Women in Medicine Month Spotlight: Dr. Rosalind Ritchie
Rosalind Ritchie, MD, is a professor in the University of Kentucky College of Medicine Department of Anesthesiology and was recently named chair of the college’s Faculty of Color Network, an organization with a vision of being undeniable, uncompromising, and unstoppable in pursuing diversity and inclusion. She enrolled in the first class of UK’s Women’s Executive Leadership Development Program and is the medical director of UK Chandler Hospital’s Center for Advanced Surgery.
September is Women in Medicine Month. To commemorate the achievements of women in the medical field, Dr. Ritchie shares a first-person account on why she became a physician and discusses her continuous work to help other women advance their careers in academia, health care, and leadership.
As I reflect upon my career as a physician, I struggled with deciding whether I should paint a rosy picture, that "single story" that we have all heard, or be candid and share a story that others might not have heard. A Nigerian writer, Chimamanda Adichie, said, "the single story creates stereotypes, and the problem with stereotypes is not that they are untrue, but they are incomplete. They make one story become the only story."
I started my medical education career as a single mother. There, I said it. From the very beginning, my medical and educational journey did not begin the same as many of my peers. Because of my gender, race, single motherhood, and whatever else you can imagine, I was told I could not, should not even contemplate the thought of becoming a physician.

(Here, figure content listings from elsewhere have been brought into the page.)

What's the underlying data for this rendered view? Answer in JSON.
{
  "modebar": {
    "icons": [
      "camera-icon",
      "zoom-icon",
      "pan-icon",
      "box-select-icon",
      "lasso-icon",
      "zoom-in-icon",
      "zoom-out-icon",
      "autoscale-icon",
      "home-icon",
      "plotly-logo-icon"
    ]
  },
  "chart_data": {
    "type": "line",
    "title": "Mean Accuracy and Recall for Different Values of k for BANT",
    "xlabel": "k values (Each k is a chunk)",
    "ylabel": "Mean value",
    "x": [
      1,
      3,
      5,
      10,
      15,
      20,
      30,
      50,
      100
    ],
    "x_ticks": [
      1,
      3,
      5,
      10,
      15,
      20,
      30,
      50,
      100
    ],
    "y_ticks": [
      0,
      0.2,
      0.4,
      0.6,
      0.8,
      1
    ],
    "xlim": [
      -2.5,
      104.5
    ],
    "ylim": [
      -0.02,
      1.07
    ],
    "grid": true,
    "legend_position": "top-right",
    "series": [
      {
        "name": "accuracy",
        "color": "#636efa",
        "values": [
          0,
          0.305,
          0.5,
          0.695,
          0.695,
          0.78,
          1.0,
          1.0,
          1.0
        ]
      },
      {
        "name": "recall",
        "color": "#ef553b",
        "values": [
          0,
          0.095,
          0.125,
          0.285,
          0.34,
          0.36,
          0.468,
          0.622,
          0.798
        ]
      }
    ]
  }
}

Their reasons were valid if you had read only the "single story," which shaped most of our ideas about the people, the religions, and the races of the world we live. Despite the foretold story of myself, I decided to rewrite my story with the Grace of God, family, and friends.
My pursuit of medicine began during my teen years. My beloved mother, Dollie Ritchie, died at the age of 40 from breast cancer. Caring for my mother somehow intertwined my life with the story of medicine. It became apparent to me that women and people of color were underrepresented individuals within the medical field.

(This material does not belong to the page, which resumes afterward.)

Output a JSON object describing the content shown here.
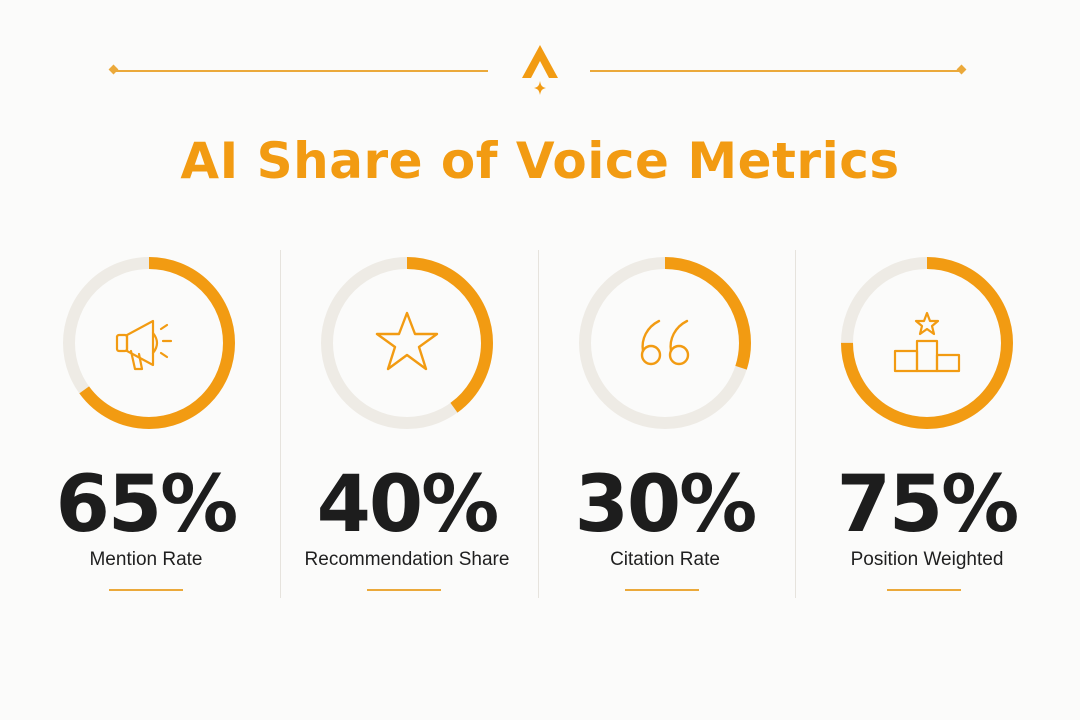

Women's role in medicine is evolving, yet there is still much work to be done for women of color. If we had not seen the world as it is and had not accepted it as is, we would not be observing the 100th anniversary of the 19th Amendment, which gave White women the right to vote.
Because the single story is continuing to be rewritten or even disappearing, women for the first time in history are the majority of enrolled U.S. medical students (51%), according to 2019 data released by AAMC. No doubt, this is a significant milestone to be celebrated. However, Hispanic/Latino/Spanish rose 6.3%, American Indian/Alaska Native rose 5.5%, while Black/African-American rose only 3.2%. This modest increase in the enrollment of underrepresented groups will not meet the need to care for a more diverse America. So, there is more work to be done.

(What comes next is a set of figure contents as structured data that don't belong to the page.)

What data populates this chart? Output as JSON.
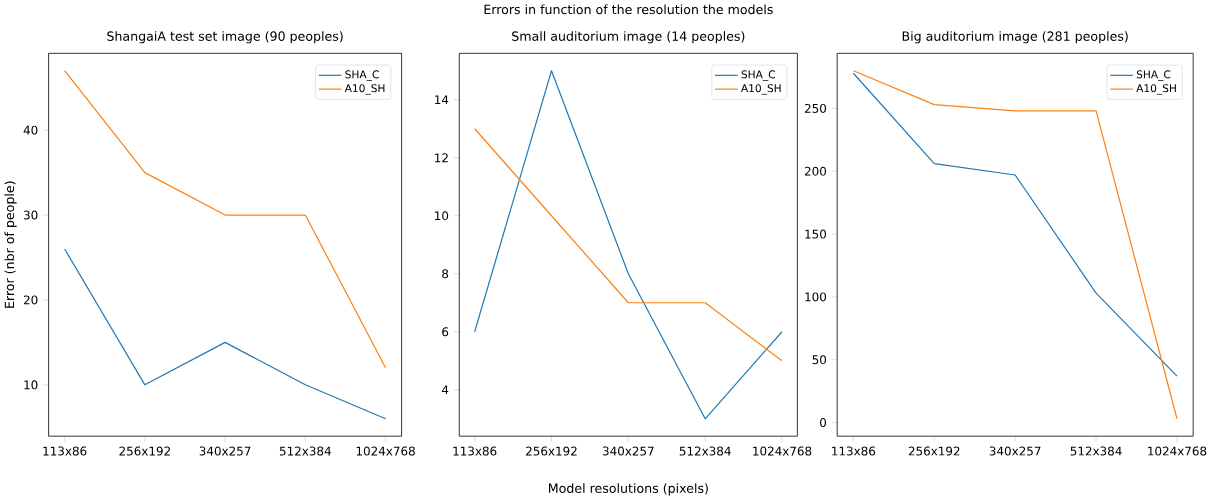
{
  "chart_data": [
    {
      "type": "line",
      "title": "ShangaiA test set image (90 peoples)",
      "ylabel": "Error (nbr of people)",
      "categories": [
        "113x86",
        "256x192",
        "340x257",
        "512x384",
        "1024x768"
      ],
      "series": [
        {
          "name": "SHA_C",
          "color": "#1f77b4",
          "values": [
            26,
            10,
            15,
            10,
            6
          ]
        },
        {
          "name": "A10_SH",
          "color": "#ff7f0e",
          "values": [
            47,
            35,
            30,
            30,
            12
          ]
        }
      ],
      "ylim": [
        3.95,
        49.05
      ],
      "yticks": [
        10,
        20,
        30,
        40
      ],
      "legend": "top right"
    },
    {
      "type": "line",
      "title": "Small auditorium image (14 peoples)",
      "xlabel": "Model resolutions (pixels)",
      "annotations": [
        "Errors in function of the resolution the models"
      ],
      "categories": [
        "113x86",
        "256x192",
        "340x257",
        "512x384",
        "1024x768"
      ],
      "series": [
        {
          "name": "SHA_C",
          "color": "#1f77b4",
          "values": [
            6,
            15,
            8,
            3,
            6
          ]
        },
        {
          "name": "A10_SH",
          "color": "#ff7f0e",
          "values": [
            13,
            10,
            7,
            7,
            5
          ]
        }
      ],
      "ylim": [
        2.4,
        15.6
      ],
      "yticks": [
        4,
        6,
        8,
        10,
        12,
        14
      ],
      "legend": "top right"
    },
    {
      "type": "line",
      "title": "Big auditorium image (281 peoples)",
      "categories": [
        "113x86",
        "256x192",
        "340x257",
        "512x384",
        "1024x768"
      ],
      "series": [
        {
          "name": "SHA_C",
          "color": "#1f77b4",
          "values": [
            278,
            206,
            197,
            103,
            37
          ]
        },
        {
          "name": "A10_SH",
          "color": "#ff7f0e",
          "values": [
            280,
            253,
            248,
            248,
            3
          ]
        }
      ],
      "ylim": [
        -10.85,
        293.85
      ],
      "yticks": [
        0,
        50,
        100,
        150,
        200,
        250
      ],
      "legend": "top right"
    }
  ]
}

The University of Kentucky College of Medicine's Faculty of Color Network, recently established in 2018, is committed to professional development, scholarship, community, and advocacy. As chair, along with my peers, we will continue to rewrite that incomplete "single story."
Research has shown that increasing diversity in the health care workforce for physicians, professors, and scientists is an effective strategy to address health care racial, socioeconomic, and ethnic disparities and the ability to meet all Americans' needs. We will continue to work with the College of Medicine and UK HealthCare on Diversity and Inclusion initiatives.
Activist Verna Myers wrote the famous quote, "Diversity is being asked to the party, inclusion is being asked to dance." But I would like to share something I recently learned from a promising UK student. "Dancing like nobody is looking is belonging.” We can meet the diversity quota and even inclusivity but belonging will take work.
I make an effort each day to uplift, encourage, and listen from the beginning to the end of stories for all women. The knowledge that there is more in the world than the "single story" has shaped my work as a physician, friend, and colleague. I will continue to bring forth voice and advocacy for the names of the women I know for positions, opportunities, and promotions.
I am fortunate to say that I have many highlights and proud moments in my career as a physician and professor. It's most enlightening to see when a student or colleague realizes their journey doesn't need to be like the "single story" journey. Your story and your story alone can bring forth goals, aspirations, and success.
Thank you for this opportunity to share my story with all of you. It brings me both joy and honor to be a woman in medicine. My experience as a participant in the Women in Executive Leadership Program established by Women in Medicine and Science (WIMS) has granted me many rewards and advancement opportunities. For many women, especially Black and Brown women, stories have not been read or heard.
Be careful, the “single story” is dangerous. It marginalizes parts of humanity. So, I humbly ask, let us move forward by listening to the stories from the beginning to the end of all women.